You choose the agreement period (usually between two and four years) and you pay the deposit, which again operates on a sliding scale to suit your ability to afford it.

At the end of the term, you have two options – pay the outstanding balance (known as a balloon payment) or hand the car back and start again.

PCP is the most popular way of buying a new car at the moment, and dealers also provide all sorts of incentives such as deposit contributions and low rate APRs.

Don’t get caught out, though. The balloon payment is based on the car’s resale value and uses algorithms based on mileage and vehicle condition. Go over your mileage allowance and you’ll have to pay a penalty, often as much as 20p a mile, while damage excesses may also need to be paid if the car picks up more than average wear and tear.

Personal Contract Hire

Also known simply as leasing, PCH differs from a PCP in that the car isn’t, and never will be yours.
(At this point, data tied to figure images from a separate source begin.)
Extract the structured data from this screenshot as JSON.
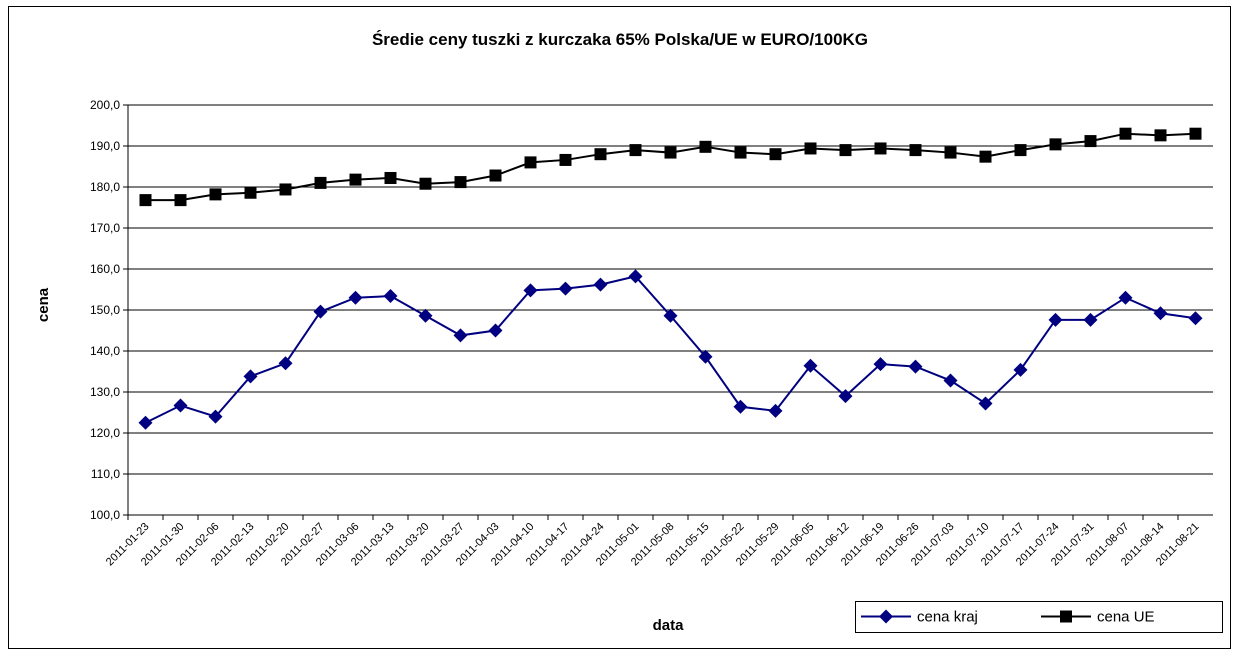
{
  "chart_data": {
    "type": "line",
    "title": "Średie ceny tuszki z kurczaka 65% Polska/UE w EURO/100KG",
    "x_label": "data",
    "y_label": "cena",
    "categories": [
      "2011-01-23",
      "2011-01-30",
      "2011-02-06",
      "2011-02-13",
      "2011-02-20",
      "2011-02-27",
      "2011-03-06",
      "2011-03-13",
      "2011-03-20",
      "2011-03-27",
      "2011-04-03",
      "2011-04-10",
      "2011-04-17",
      "2011-04-24",
      "2011-05-01",
      "2011-05-08",
      "2011-05-15",
      "2011-05-22",
      "2011-05-29",
      "2011-06-05",
      "2011-06-12",
      "2011-06-19",
      "2011-06-26",
      "2011-07-03",
      "2011-07-10",
      "2011-07-17",
      "2011-07-24",
      "2011-07-31",
      "2011-08-07",
      "2011-08-14",
      "2011-08-21"
    ],
    "series": [
      {
        "name": "cena kraj",
        "color": "#000080",
        "marker": "diamond",
        "values": [
          122.5,
          126.7,
          124,
          133.8,
          137,
          149.6,
          153,
          153.4,
          148.6,
          143.8,
          145,
          154.8,
          155.2,
          156.2,
          158.2,
          148.6,
          138.6,
          126.4,
          125.4,
          136.4,
          129,
          136.8,
          136.2,
          132.8,
          127.2,
          135.4,
          147.6,
          147.6,
          153,
          149.2,
          148
        ]
      },
      {
        "name": "cena UE",
        "color": "#000000",
        "marker": "square",
        "values": [
          176.8,
          176.8,
          178.2,
          178.6,
          179.4,
          181,
          181.8,
          182.2,
          180.8,
          181.2,
          182.8,
          186,
          186.6,
          188,
          189,
          188.4,
          189.8,
          188.4,
          188,
          189.4,
          189,
          189.4,
          189,
          188.4,
          187.4,
          189,
          190.4,
          191.2,
          193,
          192.6,
          193
        ]
      }
    ],
    "ylim": [
      100,
      200
    ],
    "yticks": [
      {
        "value": 100,
        "label": "100,0"
      },
      {
        "value": 110,
        "label": "110,0"
      },
      {
        "value": 120,
        "label": "120,0"
      },
      {
        "value": 130,
        "label": "130,0"
      },
      {
        "value": 140,
        "label": "140,0"
      },
      {
        "value": 150,
        "label": "150,0"
      },
      {
        "value": 160,
        "label": "160,0"
      },
      {
        "value": 170,
        "label": "170,0"
      },
      {
        "value": 180,
        "label": "180,0"
      },
      {
        "value": 190,
        "label": "190,0"
      },
      {
        "value": 200,
        "label": "200,0"
      }
    ],
    "grid": true,
    "legend": "bottom-right"
  }
}
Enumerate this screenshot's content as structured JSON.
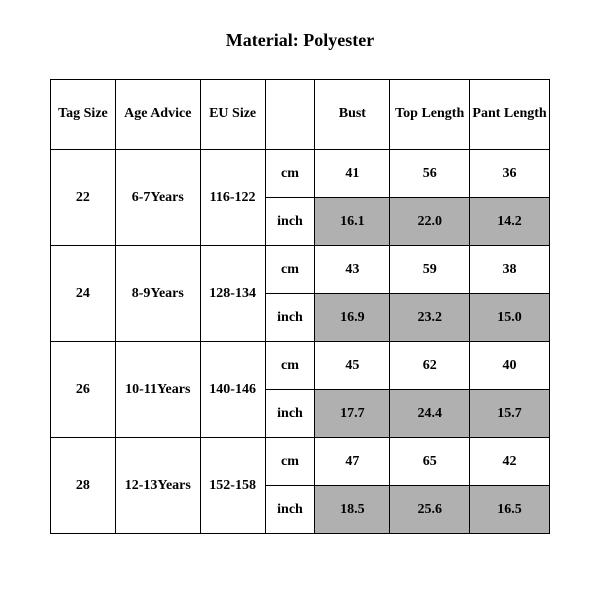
{
  "title": "Material: Polyester",
  "columns": {
    "tag_size": "Tag Size",
    "age_advice": "Age Advice",
    "eu_size": "EU Size",
    "unit": "",
    "bust": "Bust",
    "top_length": "Top Length",
    "pant_length": "Pant Length"
  },
  "units": {
    "cm": "cm",
    "inch": "inch"
  },
  "rows": [
    {
      "tag_size": "22",
      "age_advice": "6-7Years",
      "eu_size": "116-122",
      "cm": {
        "bust": "41",
        "top_length": "56",
        "pant_length": "36"
      },
      "inch": {
        "bust": "16.1",
        "top_length": "22.0",
        "pant_length": "14.2"
      }
    },
    {
      "tag_size": "24",
      "age_advice": "8-9Years",
      "eu_size": "128-134",
      "cm": {
        "bust": "43",
        "top_length": "59",
        "pant_length": "38"
      },
      "inch": {
        "bust": "16.9",
        "top_length": "23.2",
        "pant_length": "15.0"
      }
    },
    {
      "tag_size": "26",
      "age_advice": "10-11Years",
      "eu_size": "140-146",
      "cm": {
        "bust": "45",
        "top_length": "62",
        "pant_length": "40"
      },
      "inch": {
        "bust": "17.7",
        "top_length": "24.4",
        "pant_length": "15.7"
      }
    },
    {
      "tag_size": "28",
      "age_advice": "12-13Years",
      "eu_size": "152-158",
      "cm": {
        "bust": "47",
        "top_length": "65",
        "pant_length": "42"
      },
      "inch": {
        "bust": "18.5",
        "top_length": "25.6",
        "pant_length": "16.5"
      }
    }
  ],
  "style": {
    "shade_color": "#b0b0b0",
    "border_color": "#000000",
    "background_color": "#ffffff",
    "font_family": "Times New Roman",
    "title_fontsize": 18,
    "cell_fontsize": 14
  }
}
What you’re doing is hiring it, but over an extended period that’s a little bit more lenient than daily rental – it doesn’t need to go back with a full tank, and minor damage is expected.

Otherwise it's very similar – you still pay a deposit, and you still pay a monthly leasing fee. If anything goes wrong with the car, the company that owns it is responsible for sorting it out, while some deals also include servicing.

Mileage caps still exist, but are often more lenient in recognition of the fact that a lot of people who lease cars use them for business. Leases are often cheaper per month, too. You have no stake in the car, so there’s no repayment against capital value.

Which one is best for me?

It depends entirely on what you need. Should you want to buy the car eventually, then a PCP makes sense, but if you just want a new car every three years then leasing is usually the more affordable option, though it doesn’t always come with the same amount of choice.